Bank Tajlandii oświadczył, że nie chce, aby banki komercyjne były bezpośrednio zaangażowane w handel aktywami kryptograficznymi.
Edykt został wydany 7 grudnia przez dyrektora banku centralnego Chayawadee Chai-Ananta, który wskazał na ryzyko związane z dużą zmiennością cen.
Nasze najlepsze roboty biznesowe
„Nie chcemy, aby banki były bezpośrednio zaangażowane w handel aktywami cyfrowymi, ponieważ banki są (odpowiedzialne) za depozyty klientów i społeczeństwo, i istnieje ryzyko”.
Według raportu Bangkok Post najnowsza runda tłumienia aktywów cyfrowych przez bank centralny ma miejsce w czasie, gdy banki komercyjne inwestują w lokalne giełdy kryptowalut.
Na początku listopada najstarszy bank Tajlandii Siam Commercial Bank (SCB) ogłosił, że nabywa 51% udziałów w największej w kraju giełdzie kryptograficznej Bitkub. Pod koniec sierpnia giełda Zipmex pozyskała 1,3 miliarda dolarów finansowania od piątego co do wielkości pożyczkodawcy w kraju, Bank of Ayudhya.
Bank Tajlandii (BoT) zajmuje coraz ostrzejsze stanowisko wobec aktywów cyfrowych, pomimo ich rosnącej popularności w kraju wśród osób fizycznych, firm i banków.
W zeszłym tygodniu starszy dyrektor BoT Sakkapop Panyanukul ostrzegł firmy przed akceptacją kryptowalut, stwierdzając: „Jeśli inne waluty będą szeroko stosowane, wpłynie to na zdolność banku centralnego do nadzorowania gospodarki”. Odnosząc się do tokenów, które nie są zabezpieczone aktywami, nazwał je „pustymi monetami”.
Bank centralny wyraził również zaniepokojenie wykorzystaniem kryptowalut do płacenia za towary i usługi. W powiązanym raporcie z 8 grudnia Chai-Anant skomentował, że zasoby cyfrowe mogą być szkodliwe dla sprzedawców i konsumentów, ponieważ są „związane z dużą zmiennością cen i ryzykiem cyberkradzieży, wycieku danych osobowych i prania pieniędzy”.
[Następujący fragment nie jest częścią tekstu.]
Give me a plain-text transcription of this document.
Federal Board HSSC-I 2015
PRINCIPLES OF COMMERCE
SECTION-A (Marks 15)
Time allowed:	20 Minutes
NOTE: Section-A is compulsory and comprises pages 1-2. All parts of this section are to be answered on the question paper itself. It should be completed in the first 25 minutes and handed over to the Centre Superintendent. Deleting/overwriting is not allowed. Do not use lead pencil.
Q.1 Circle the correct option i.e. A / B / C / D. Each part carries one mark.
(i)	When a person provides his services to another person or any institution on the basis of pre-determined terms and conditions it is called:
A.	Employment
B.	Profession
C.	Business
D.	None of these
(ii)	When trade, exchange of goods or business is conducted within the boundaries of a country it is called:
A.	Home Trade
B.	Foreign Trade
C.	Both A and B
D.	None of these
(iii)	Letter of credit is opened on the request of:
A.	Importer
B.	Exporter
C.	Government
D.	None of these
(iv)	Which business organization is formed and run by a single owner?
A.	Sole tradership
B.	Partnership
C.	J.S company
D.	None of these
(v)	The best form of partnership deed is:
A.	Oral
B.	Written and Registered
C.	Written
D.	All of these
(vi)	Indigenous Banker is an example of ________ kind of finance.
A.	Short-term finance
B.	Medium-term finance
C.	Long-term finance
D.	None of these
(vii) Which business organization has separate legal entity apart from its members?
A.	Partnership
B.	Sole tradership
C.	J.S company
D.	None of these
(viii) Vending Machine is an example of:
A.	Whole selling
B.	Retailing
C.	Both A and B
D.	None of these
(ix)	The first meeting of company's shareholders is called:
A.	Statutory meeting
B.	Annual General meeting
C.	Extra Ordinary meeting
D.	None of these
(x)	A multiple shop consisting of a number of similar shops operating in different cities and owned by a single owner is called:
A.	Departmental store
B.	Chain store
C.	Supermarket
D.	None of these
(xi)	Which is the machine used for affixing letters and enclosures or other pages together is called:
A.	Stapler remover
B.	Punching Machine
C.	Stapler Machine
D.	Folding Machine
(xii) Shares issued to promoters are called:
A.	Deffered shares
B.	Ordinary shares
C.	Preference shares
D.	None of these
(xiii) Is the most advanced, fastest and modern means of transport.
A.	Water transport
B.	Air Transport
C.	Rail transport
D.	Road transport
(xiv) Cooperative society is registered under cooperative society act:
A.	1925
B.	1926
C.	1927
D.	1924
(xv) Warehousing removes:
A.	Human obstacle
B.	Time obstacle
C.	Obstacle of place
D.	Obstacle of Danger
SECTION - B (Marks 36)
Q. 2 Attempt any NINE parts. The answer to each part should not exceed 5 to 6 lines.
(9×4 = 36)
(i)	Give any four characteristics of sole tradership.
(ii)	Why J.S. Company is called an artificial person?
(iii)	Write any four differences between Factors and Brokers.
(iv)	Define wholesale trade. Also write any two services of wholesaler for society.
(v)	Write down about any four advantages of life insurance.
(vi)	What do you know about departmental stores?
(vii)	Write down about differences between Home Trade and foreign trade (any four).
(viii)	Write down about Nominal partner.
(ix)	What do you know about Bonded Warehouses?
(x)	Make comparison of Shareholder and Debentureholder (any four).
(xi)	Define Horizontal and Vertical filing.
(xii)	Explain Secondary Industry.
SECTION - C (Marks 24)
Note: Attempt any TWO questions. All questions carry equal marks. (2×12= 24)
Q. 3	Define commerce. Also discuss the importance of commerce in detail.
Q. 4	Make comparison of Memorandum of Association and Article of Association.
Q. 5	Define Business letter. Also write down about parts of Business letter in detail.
„Jeśli zasoby cyfrowe staną się powszechnie wykorzystywane jako środek płatności za towary i usługi, takie ryzyko może wpłynąć na stabilność systemu płatności, stabilność finansową i ochronę konsumentów”.
Związane z: Tajscy prawodawcy wezwali do zatwierdzenia krypto turystyki, aby zachęcić cyfrowych nomadów
Ostrzeżenia BoT pojawiły się zaledwie dwa tygodnie po tym, jak ministerstwo turystyki Królestwa nasiliło wysiłki, aby zachęcić bogatych w kryptowaluty do odwiedzenia tego kraju. Urząd Turystyki Tajlandii ogłosił, że kraj jest „przyjazny dla kryptowalut”, ale najwyraźniej banki centralne nie chcą, aby był zbyt przyjazny.
Gospodarka Tajlandii jest silnie uzależniona od przemysłu turystycznego, który został zniszczony podczas pandemii. Znaczna część Królestwa pozostaje w zamknięciu, a w momencie pisania tego tekstu jest bardzo niewielu przybyszów, pomimo wysiłków mających na celu zwabienie krypto-koczowników i tym podobnych do kraju, w którym bank centralny nie chce, aby korzystali z cyfrowych walut.